China asks US to respect air defense ID zone after report of B-1 flyover
“The United States has its own ADIZs. I think if this matter is true, they should respect China’s relevant ADIZ rights,” Chinese Foreign Ministry spokeswoman Hua Chunying told a daily news briefing on Thursday.
It comes after CNN reported that Chinese officials warned a US military aircraft flying near South Korea on Sunday, telling its pilots they were illegally operating in Chinese airspace and ordering the plane to leave.
The pilots reportedly told China they were carrying out routine operations in international airspace and that the plane did not deviate from its path, the news outlet reported, citing US Pacific Air Forces spokesman Maj. Phil Ventura.
Chunying admitted on Thursday that she was unaware of the reported incident, but stressed that “all countries” should respect the security concerns of other nations.
“But, generally speaking, I hope that in this region all countries' actions consider the security concerns of relevant countries and be beneficial for mutual trust, peace and stability between countries,” Hua said, as quoted by Reuters.
She deferred questions to the defense ministry, which has not yet responded to requests for comment.
The reported incident comes amid heightened tensions between Beijing and Washington, in regards to China’s claims in the East China Sea.
China declared the ID zone in the East China Sea in 2013, requiring aircraft to identify themselves to authorities. However, the US and Japan have refused to recognize the zone, which covers the disputed Senkaku islands – claimed by both China and Japan – and overlaps airspace claimed by Japan and South Korea.
“Pacific Air Forces… did not recognize the Chinese Air Defense Identification Zone (ADIZ) when it was announced in November of 2013, and does not recognize it today,” Ventura told CNN.
“The ADIZ has not changed our operations,” he added.

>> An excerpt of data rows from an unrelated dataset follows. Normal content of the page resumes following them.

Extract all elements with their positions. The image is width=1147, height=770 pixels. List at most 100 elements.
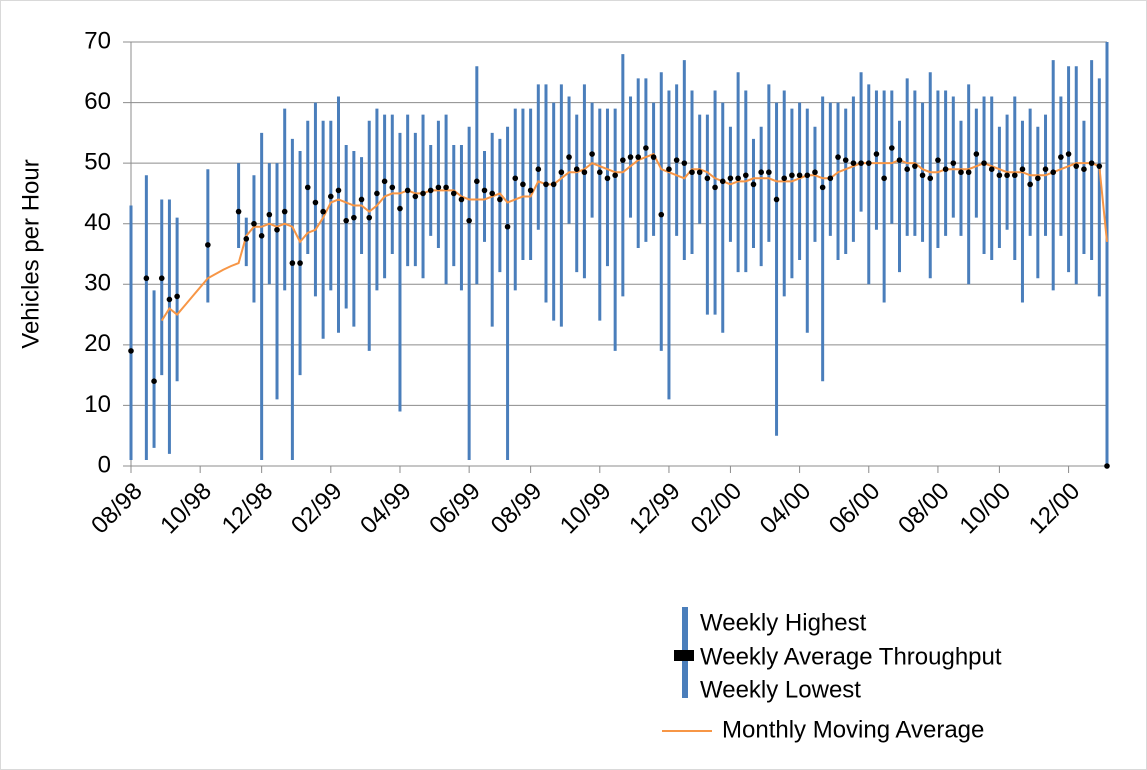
average-point	[466, 217, 472, 224]
average-point	[789, 172, 795, 179]
average-point	[205, 242, 211, 248]
average-point	[981, 160, 987, 166]
average-point	[812, 169, 818, 176]
average-point	[1004, 172, 1010, 179]
average-point	[958, 169, 964, 176]
average-point	[689, 169, 695, 176]
average-point	[850, 160, 857, 166]
average-point	[996, 172, 1003, 179]
average-point	[596, 169, 603, 176]
average-point	[1011, 172, 1018, 179]
average-point	[1058, 154, 1064, 160]
average-point	[842, 157, 849, 163]
y-tick-label: 20	[84, 330, 111, 357]
average-point	[328, 193, 334, 200]
average-point	[881, 175, 887, 182]
average-point	[673, 157, 680, 163]
average-point	[573, 166, 580, 172]
average-point	[358, 196, 365, 203]
average-point	[766, 169, 772, 176]
average-point	[550, 181, 557, 188]
average-point	[835, 154, 841, 160]
average-point	[412, 193, 419, 200]
y-tick-label: 40	[84, 209, 111, 236]
average-point	[274, 226, 280, 233]
average-point	[643, 145, 649, 151]
average-point	[366, 214, 373, 221]
average-point	[627, 154, 634, 160]
legend-label: Weekly Highest	[700, 609, 867, 636]
y-tick-label: 60	[84, 88, 111, 115]
average-point	[535, 166, 542, 172]
average-point	[389, 184, 396, 191]
average-point	[635, 154, 642, 160]
legend-label: Weekly Lowest	[700, 676, 861, 703]
average-point	[404, 187, 411, 194]
average-point	[712, 184, 718, 191]
average-point	[512, 175, 519, 182]
y-tick-label: 70	[84, 27, 111, 54]
average-point	[804, 172, 811, 179]
average-point	[873, 151, 880, 157]
average-point	[443, 184, 449, 191]
average-point	[889, 145, 895, 151]
average-point	[281, 208, 288, 215]
y-tick-label: 50	[84, 148, 111, 175]
average-point	[912, 163, 918, 169]
average-point	[335, 187, 342, 194]
average-point	[719, 178, 726, 185]
average-point	[727, 175, 734, 182]
average-point	[904, 166, 910, 172]
average-point	[896, 157, 903, 163]
average-point	[166, 296, 173, 303]
average-point	[251, 220, 257, 227]
y-tick-label: 0	[98, 451, 111, 478]
average-point	[489, 190, 495, 197]
average-point	[243, 236, 250, 242]
legend-label: Weekly Average Throughput	[700, 643, 1002, 670]
average-point	[1050, 169, 1057, 176]
average-point	[1081, 166, 1087, 172]
average-point	[589, 151, 595, 157]
average-point	[942, 166, 949, 172]
average-point	[289, 260, 296, 266]
average-point	[758, 169, 764, 176]
average-point	[1019, 166, 1026, 172]
average-point	[304, 184, 311, 191]
average-point	[128, 348, 134, 354]
average-point	[566, 154, 572, 160]
average-point	[1088, 160, 1095, 166]
average-point	[935, 157, 941, 163]
average-point	[397, 205, 403, 212]
average-point	[450, 190, 457, 197]
average-point	[258, 233, 265, 239]
average-point	[927, 175, 934, 182]
average-point	[612, 172, 618, 179]
average-point	[374, 190, 380, 197]
average-point	[520, 181, 526, 188]
average-point	[965, 169, 972, 176]
average-point	[381, 178, 388, 185]
average-point	[458, 196, 465, 203]
average-point	[773, 196, 780, 203]
average-point	[320, 208, 326, 215]
average-point	[919, 172, 926, 179]
average-point	[581, 169, 588, 176]
average-point	[988, 166, 995, 172]
average-point	[1096, 163, 1103, 169]
legend-label: Monthly Moving Average	[722, 716, 984, 743]
average-point	[143, 275, 150, 282]
average-point	[781, 175, 788, 182]
average-point	[174, 293, 180, 300]
average-point	[858, 160, 864, 166]
average-point	[950, 160, 957, 166]
average-point	[427, 187, 434, 194]
average-point	[735, 175, 741, 182]
average-point	[343, 217, 349, 224]
average-point	[827, 175, 834, 182]
average-point	[1073, 163, 1080, 169]
average-point	[151, 378, 157, 385]
average-point	[351, 214, 357, 221]
average-point	[435, 184, 442, 191]
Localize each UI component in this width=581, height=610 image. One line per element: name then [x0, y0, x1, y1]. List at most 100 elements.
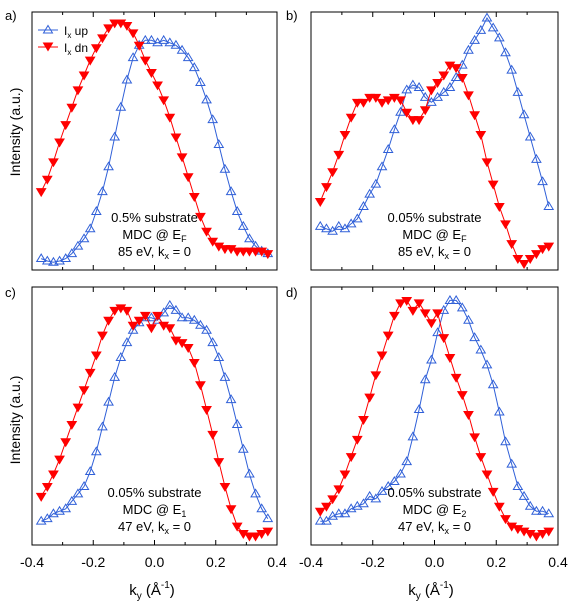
data-point-up-b	[432, 91, 443, 101]
data-point-dn-b	[438, 71, 450, 81]
data-point-up-a	[48, 256, 59, 266]
data-point-up-c	[182, 312, 194, 322]
data-point-dn-d	[469, 433, 481, 443]
data-point-up-c	[109, 371, 121, 381]
data-point-up-d	[339, 508, 351, 518]
data-point-up-b	[518, 109, 530, 119]
x-tick-label-d: 0.0	[425, 554, 445, 570]
data-point-dn-b	[456, 74, 468, 83]
data-point-up-c	[262, 513, 274, 523]
data-point-up-d	[487, 379, 499, 389]
data-point-up-a	[41, 255, 53, 265]
data-point-dn-c	[103, 316, 114, 326]
data-point-dn-b	[382, 96, 394, 106]
data-point-up-d	[463, 314, 474, 324]
data-point-dn-b	[327, 168, 338, 178]
data-point-up-b	[364, 188, 376, 198]
data-point-up-a	[109, 131, 121, 141]
data-point-up-b	[358, 201, 369, 210]
data-point-up-c	[97, 421, 108, 431]
data-point-up-d	[370, 493, 382, 503]
data-point-up-c	[103, 396, 114, 406]
data-point-dn-c	[146, 324, 157, 334]
data-point-up-b	[463, 44, 474, 54]
data-point-dn-c	[256, 530, 268, 540]
annotation-line-a: MDC @ EF	[122, 227, 187, 244]
data-point-up-b	[407, 79, 419, 89]
data-point-dn-a	[121, 21, 133, 31]
data-point-dn-d	[314, 507, 326, 517]
data-point-dn-d	[382, 331, 394, 341]
data-point-up-b	[543, 201, 555, 210]
data-point-dn-d	[475, 453, 487, 463]
x-tick-label-d: 0.4	[548, 554, 568, 570]
data-point-up-c	[207, 337, 219, 347]
data-point-up-d	[469, 332, 481, 342]
data-point-dn-a	[201, 227, 212, 237]
data-point-up-b	[426, 96, 437, 106]
data-point-dn-b	[481, 158, 493, 168]
legend-dn-label: Ix dn	[64, 41, 88, 57]
data-point-dn-a	[35, 188, 47, 198]
data-point-dn-c	[231, 522, 243, 532]
data-point-dn-c	[133, 316, 145, 326]
data-point-up-d	[512, 480, 524, 490]
data-point-up-a	[146, 34, 157, 44]
data-point-dn-a	[48, 158, 59, 168]
data-point-up-b	[370, 178, 382, 188]
data-point-up-c	[146, 312, 157, 322]
data-point-up-a	[213, 139, 225, 148]
data-point-dn-a	[170, 133, 182, 143]
data-point-up-a	[139, 34, 151, 44]
annotation-line-a: 85 eV, kx = 0	[118, 244, 191, 261]
data-point-dn-b	[450, 64, 462, 74]
data-point-up-b	[339, 223, 351, 233]
data-point-dn-b	[339, 131, 351, 141]
data-point-dn-c	[201, 406, 212, 416]
data-point-dn-b	[469, 111, 481, 121]
data-point-up-c	[237, 443, 249, 453]
data-point-up-a	[127, 52, 139, 62]
data-point-up-c	[213, 352, 225, 361]
series-line-up-b	[320, 16, 550, 232]
data-point-up-a	[244, 233, 255, 243]
annotation-line-b: MDC @ EF	[402, 227, 467, 244]
data-point-dn-c	[127, 321, 139, 331]
data-point-up-c	[225, 394, 237, 404]
data-point-dn-a	[152, 81, 163, 91]
data-point-dn-c	[195, 381, 206, 391]
data-point-dn-d	[358, 415, 369, 425]
x-tick-label-c: -0.4	[20, 554, 44, 570]
data-point-up-c	[115, 352, 127, 361]
data-point-up-d	[321, 515, 332, 525]
data-point-up-b	[531, 153, 542, 163]
data-point-up-b	[475, 24, 487, 34]
data-point-up-a	[84, 223, 96, 233]
data-point-dn-a	[188, 193, 200, 203]
data-point-dn-c	[41, 482, 53, 492]
legend-up-marker	[42, 24, 54, 34]
data-point-dn-d	[500, 515, 511, 525]
data-point-up-b	[345, 218, 357, 228]
data-point-dn-a	[78, 71, 90, 81]
legend: Ix up Ix dn	[38, 24, 88, 57]
data-point-up-d	[444, 294, 456, 304]
data-point-dn-b	[321, 183, 332, 193]
data-point-up-d	[543, 508, 555, 518]
data-point-up-b	[493, 32, 505, 42]
data-point-up-a	[207, 114, 219, 124]
data-point-up-d	[407, 431, 419, 441]
data-point-up-b	[481, 12, 493, 22]
data-point-up-d	[481, 359, 493, 369]
data-point-up-a	[225, 186, 237, 196]
data-point-dn-d	[450, 373, 462, 383]
data-point-dn-a	[60, 121, 72, 131]
data-point-up-c	[250, 488, 261, 498]
data-point-up-d	[395, 468, 406, 478]
data-point-dn-d	[426, 319, 437, 329]
data-point-dn-d	[339, 470, 351, 480]
data-point-dn-b	[345, 113, 357, 123]
data-point-up-b	[351, 213, 363, 223]
data-point-dn-a	[176, 153, 188, 163]
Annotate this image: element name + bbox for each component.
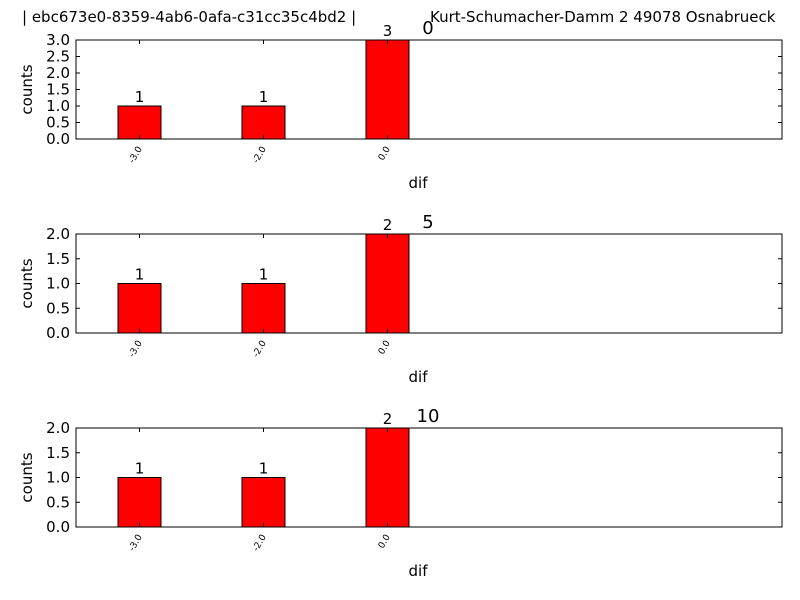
subplot-2-x-tick-label-1: -3.0 [127, 339, 145, 359]
header-id-text: | ebc673e0-8359-4ab6-0afa-c31cc35c4bd2 | [22, 8, 357, 26]
subplot-1-y-tick-label-7: 3.0 [46, 31, 70, 49]
subplot-2-bar-3 [365, 233, 410, 334]
header-address-text: Kurt-Schumacher-Damm 2 49078 Osnabrueck [430, 8, 776, 26]
subplot-1-x-tick-label-3: 0.0 [377, 145, 393, 163]
subplot-1-data-label-2: 1 [259, 88, 269, 106]
subplot-1-axes-frame [75, 39, 783, 140]
subplot-3-y-tick-label-2: 0.5 [46, 493, 70, 511]
subplot-2-data-label-1: 1 [135, 266, 145, 284]
subplot-2-y-tick-label-3: 1.0 [46, 275, 70, 293]
subplot-2-y-axis-label: counts [18, 258, 36, 308]
subplot-1-y-tick-label-5: 2.0 [46, 64, 70, 82]
subplot-3-y-axis-label: counts [18, 452, 36, 502]
subplot-1-x-tick-label-1: -3.0 [127, 145, 145, 165]
subplot-1-y-axis-label: counts [18, 64, 36, 114]
subplot-1-bar-2 [241, 105, 286, 140]
subplot-1-bar-1 [117, 105, 162, 140]
subplot-2-bar-2 [241, 283, 286, 334]
subplot-3-data-label-3: 2 [383, 410, 393, 428]
subplot-2-bar-1 [117, 283, 162, 334]
subplot-2-data-label-3: 2 [383, 216, 393, 234]
subplot-1-x-axis-label: dif [409, 174, 429, 192]
subplot-2-data-label-2: 1 [259, 266, 269, 284]
subplot-3-x-tick-label-2: -2.0 [251, 533, 269, 553]
subplot-1-bar-3 [365, 39, 410, 140]
subplot-3-x-tick-label-1: -3.0 [127, 533, 145, 553]
subplot-3-axes-frame [75, 427, 783, 528]
subplot-2-x-tick-label-2: -2.0 [251, 339, 269, 359]
subplot-2-x-tick-label-3: 0.0 [377, 339, 393, 357]
subplot-1-data-label-1: 1 [135, 88, 145, 106]
subplot-3-data-label-2: 1 [259, 460, 269, 478]
figure-header: | ebc673e0-8359-4ab6-0afa-c31cc35c4bd2 |… [0, 8, 800, 30]
subplot-1-title: 0 [422, 18, 433, 39]
subplot-1-y-tick-label-3: 1.0 [46, 97, 70, 115]
subplot-1-y-tick-label-2: 0.5 [46, 114, 70, 132]
subplot-1-x-tick-label-2: -2.0 [251, 145, 269, 165]
subplot-3-x-tick-label-3: 0.0 [377, 533, 393, 551]
subplot-2-x-axis-label: dif [409, 368, 429, 386]
subplot-3-y-tick-label-3: 1.0 [46, 469, 70, 487]
subplot-3-bar-2 [241, 477, 286, 528]
subplot-2-y-tick-label-5: 2.0 [46, 225, 70, 243]
subplot-1-y-tick-label-4: 1.5 [46, 81, 70, 99]
subplot-3-data-label-1: 1 [135, 460, 145, 478]
subplot-2-y-tick-label-2: 0.5 [46, 299, 70, 317]
subplot-1-data-label-3: 3 [383, 22, 393, 40]
subplot-3-title: 10 [417, 406, 440, 427]
subplot-3-y-tick-label-5: 2.0 [46, 419, 70, 437]
subplot-3-y-tick-label-1: 0.0 [46, 518, 70, 536]
subplot-1-y-tick-label-6: 2.5 [46, 48, 70, 66]
subplot-1-y-tick-label-1: 0.0 [46, 130, 70, 148]
subplot-2-title: 5 [422, 212, 433, 233]
subplot-3-y-tick-label-4: 1.5 [46, 444, 70, 462]
subplot-2-axes-frame [75, 233, 783, 334]
subplot-3-x-axis-label: dif [409, 562, 429, 580]
subplot-2-y-tick-label-4: 1.5 [46, 250, 70, 268]
subplot-3-bar-1 [117, 477, 162, 528]
subplot-2-y-tick-label-1: 0.0 [46, 324, 70, 342]
subplot-3-bar-3 [365, 427, 410, 528]
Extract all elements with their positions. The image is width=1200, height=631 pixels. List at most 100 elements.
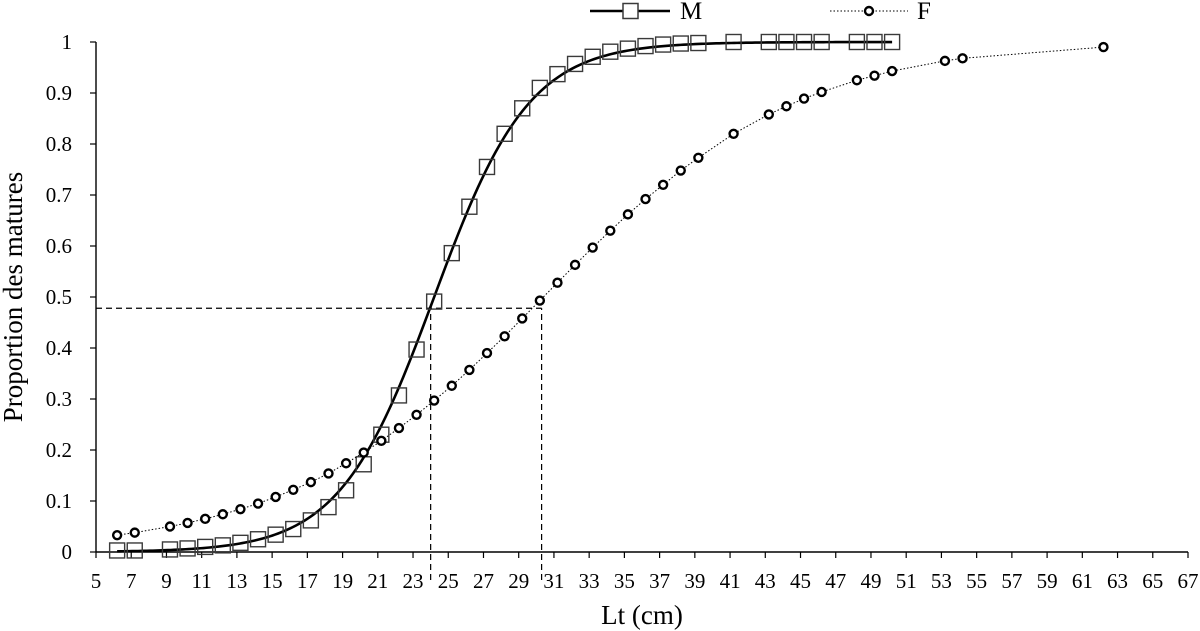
x-tick-label: 27 bbox=[473, 569, 494, 593]
x-tick-label: 33 bbox=[579, 569, 600, 593]
legend-label-f: F bbox=[917, 0, 931, 25]
x-tick-label: 45 bbox=[790, 569, 811, 593]
y-tick-label: 1 bbox=[62, 30, 73, 54]
series-f-point bbox=[305, 476, 317, 488]
series-m-point bbox=[496, 125, 513, 143]
series-m-point bbox=[196, 538, 214, 556]
series-m-point bbox=[179, 540, 196, 557]
series-f-point bbox=[428, 395, 440, 406]
series-f-point bbox=[323, 468, 334, 479]
series-f-point bbox=[816, 86, 827, 98]
x-ticks: 5 7 9 11 13 15 17 19 21 23 25 27 29 31 33 35 37 39 41 43 45 4… bbox=[91, 552, 1199, 593]
series-m-point bbox=[443, 244, 460, 262]
series-m-point bbox=[214, 537, 232, 554]
x-tick-label: 13 bbox=[226, 569, 247, 593]
x-tick-label: 11 bbox=[192, 569, 212, 593]
series-m-point bbox=[267, 526, 284, 543]
legend-entry-m: M bbox=[590, 0, 702, 25]
x-tick-label: 55 bbox=[966, 569, 987, 593]
series-f-point bbox=[446, 380, 457, 391]
series-f-point bbox=[164, 521, 176, 532]
x-tick-label: 67 bbox=[1178, 569, 1199, 593]
series-m-point bbox=[883, 33, 901, 51]
x-tick-label: 37 bbox=[649, 569, 670, 593]
series-f-point bbox=[481, 347, 493, 359]
x-tick-label: 61 bbox=[1072, 569, 1093, 593]
series-f-point bbox=[464, 364, 475, 376]
y-tick-label: 0.2 bbox=[46, 438, 72, 462]
series-f-point bbox=[252, 498, 264, 509]
series-f-point bbox=[235, 503, 246, 515]
series-m-point bbox=[232, 534, 249, 552]
x-tick-label: 41 bbox=[720, 569, 741, 593]
y-tick-label: 0.6 bbox=[46, 234, 72, 258]
x-tick-label: 9 bbox=[161, 569, 172, 593]
series-f-point bbox=[640, 193, 651, 205]
series-f-point bbox=[763, 109, 775, 120]
y-ticks: 0 0.1 0.2 0.3 0.4 0.5 0.6 0.7 0.8 0.9 1 bbox=[46, 30, 96, 564]
series-m-point bbox=[161, 541, 179, 558]
series-f-point bbox=[182, 517, 193, 529]
x-tick-label: 47 bbox=[825, 569, 846, 593]
y-tick-label: 0.8 bbox=[46, 132, 72, 156]
x-tick-label: 59 bbox=[1037, 569, 1058, 593]
series-m-point bbox=[566, 55, 584, 73]
series-f-point bbox=[622, 209, 634, 220]
x-tick-label: 19 bbox=[332, 569, 353, 593]
axes bbox=[95, 42, 1188, 553]
series-m-point bbox=[619, 40, 637, 57]
x-tick-label: 63 bbox=[1107, 569, 1128, 593]
series-m-point bbox=[725, 33, 742, 51]
series-m-point bbox=[390, 387, 408, 404]
y-tick-label: 0.4 bbox=[46, 336, 73, 360]
series-m-point bbox=[408, 341, 425, 358]
series-f-point bbox=[587, 242, 598, 253]
series-f-point bbox=[270, 491, 281, 503]
x-tick-label: 5 bbox=[91, 569, 102, 593]
y-tick-label: 0 bbox=[62, 540, 73, 564]
x-tick-label: 7 bbox=[126, 569, 137, 593]
series-f-point bbox=[340, 458, 352, 469]
x-tick-label: 17 bbox=[297, 569, 318, 593]
series-m-point bbox=[795, 33, 813, 51]
y-tick-label: 0.1 bbox=[46, 489, 72, 513]
series-f-point bbox=[111, 529, 123, 541]
series-m-line bbox=[117, 40, 893, 553]
series-m-point bbox=[848, 33, 866, 51]
series-m-point bbox=[549, 65, 566, 83]
x-tick-label: 43 bbox=[755, 569, 776, 593]
series-f-point bbox=[393, 422, 405, 434]
series-m-point bbox=[690, 34, 707, 52]
series-f-point bbox=[728, 128, 739, 140]
reference-lines bbox=[96, 307, 543, 580]
series-m-point bbox=[778, 33, 795, 51]
series-f-point bbox=[939, 55, 951, 67]
series-f-point bbox=[693, 152, 704, 163]
series-m-point bbox=[672, 35, 689, 52]
y-tick-label: 0.5 bbox=[46, 285, 72, 309]
series-m-point bbox=[531, 79, 549, 97]
series-f-point bbox=[411, 409, 422, 421]
series-f-point bbox=[605, 225, 616, 236]
series-f-point bbox=[358, 447, 369, 458]
series-m-point bbox=[302, 512, 320, 529]
x-tick-label: 39 bbox=[684, 569, 705, 593]
series-f-point bbox=[798, 93, 810, 104]
legend-entry-f: F bbox=[830, 0, 931, 25]
series-f-point bbox=[675, 165, 686, 176]
series-m-point bbox=[249, 531, 267, 548]
x-tick-label: 31 bbox=[543, 569, 564, 593]
x-tick-label: 23 bbox=[403, 569, 424, 593]
series-m-point bbox=[461, 198, 478, 215]
x-tick-label: 21 bbox=[367, 569, 388, 593]
x-axis-title: Lt (cm) bbox=[601, 600, 683, 630]
series-m-point bbox=[478, 158, 496, 176]
series-m-point bbox=[760, 33, 778, 51]
series-f-point bbox=[199, 513, 211, 525]
x-tick-label: 25 bbox=[438, 569, 459, 593]
series-m-point bbox=[866, 33, 883, 51]
series-m-point bbox=[654, 36, 672, 53]
y-tick-label: 0.3 bbox=[46, 387, 72, 411]
x-tick-label: 65 bbox=[1142, 569, 1163, 593]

The B-1 bomber was in the region to conduct a series of training missions with Japanese and South Korean military aircraft, according to a US Air Force statement announcing the exercises.
“Our increased cooperation enables our combined forces to rapidly react to counter aggression against Japan and other allies and partners,” said US Maj. Ryan Simpson, the Pacific Air Forces bomber operations chief, said in the statement.
Last month, Beijing urged Washington to avoid stirring up “instability” in the disputed waterway, stressing once again that the Senkaku Islands – which China refers to as the Diaoyu islands – have been an “inherent part of Chinese territory since ancient times.”
The warning came after US Defense Secretary James Mattis reaffirmed America’s commitment to Japan’s security, making clear that Washington opposes any “unilateral action” to “overthrow” Japan’s administration of the Senkaku Islands.
Mattis cited Article 5 of the US-Japan Security Treaty, under which the US agreed to defend territories under Japanese administration, including the disputed East China Sea island chain. China has called the treaty a “product of the Cold War.”
The two sides have also clashed over China’s presence in the disputed South China Sea, with Washington stating in January that Beijing’s access to disputed islands should be restricted. That comment was met with backlash from the state-sanctioned Global Times newspaper, which wrote that it would take a “large-scale war” to prevent China from gaining access to the islands.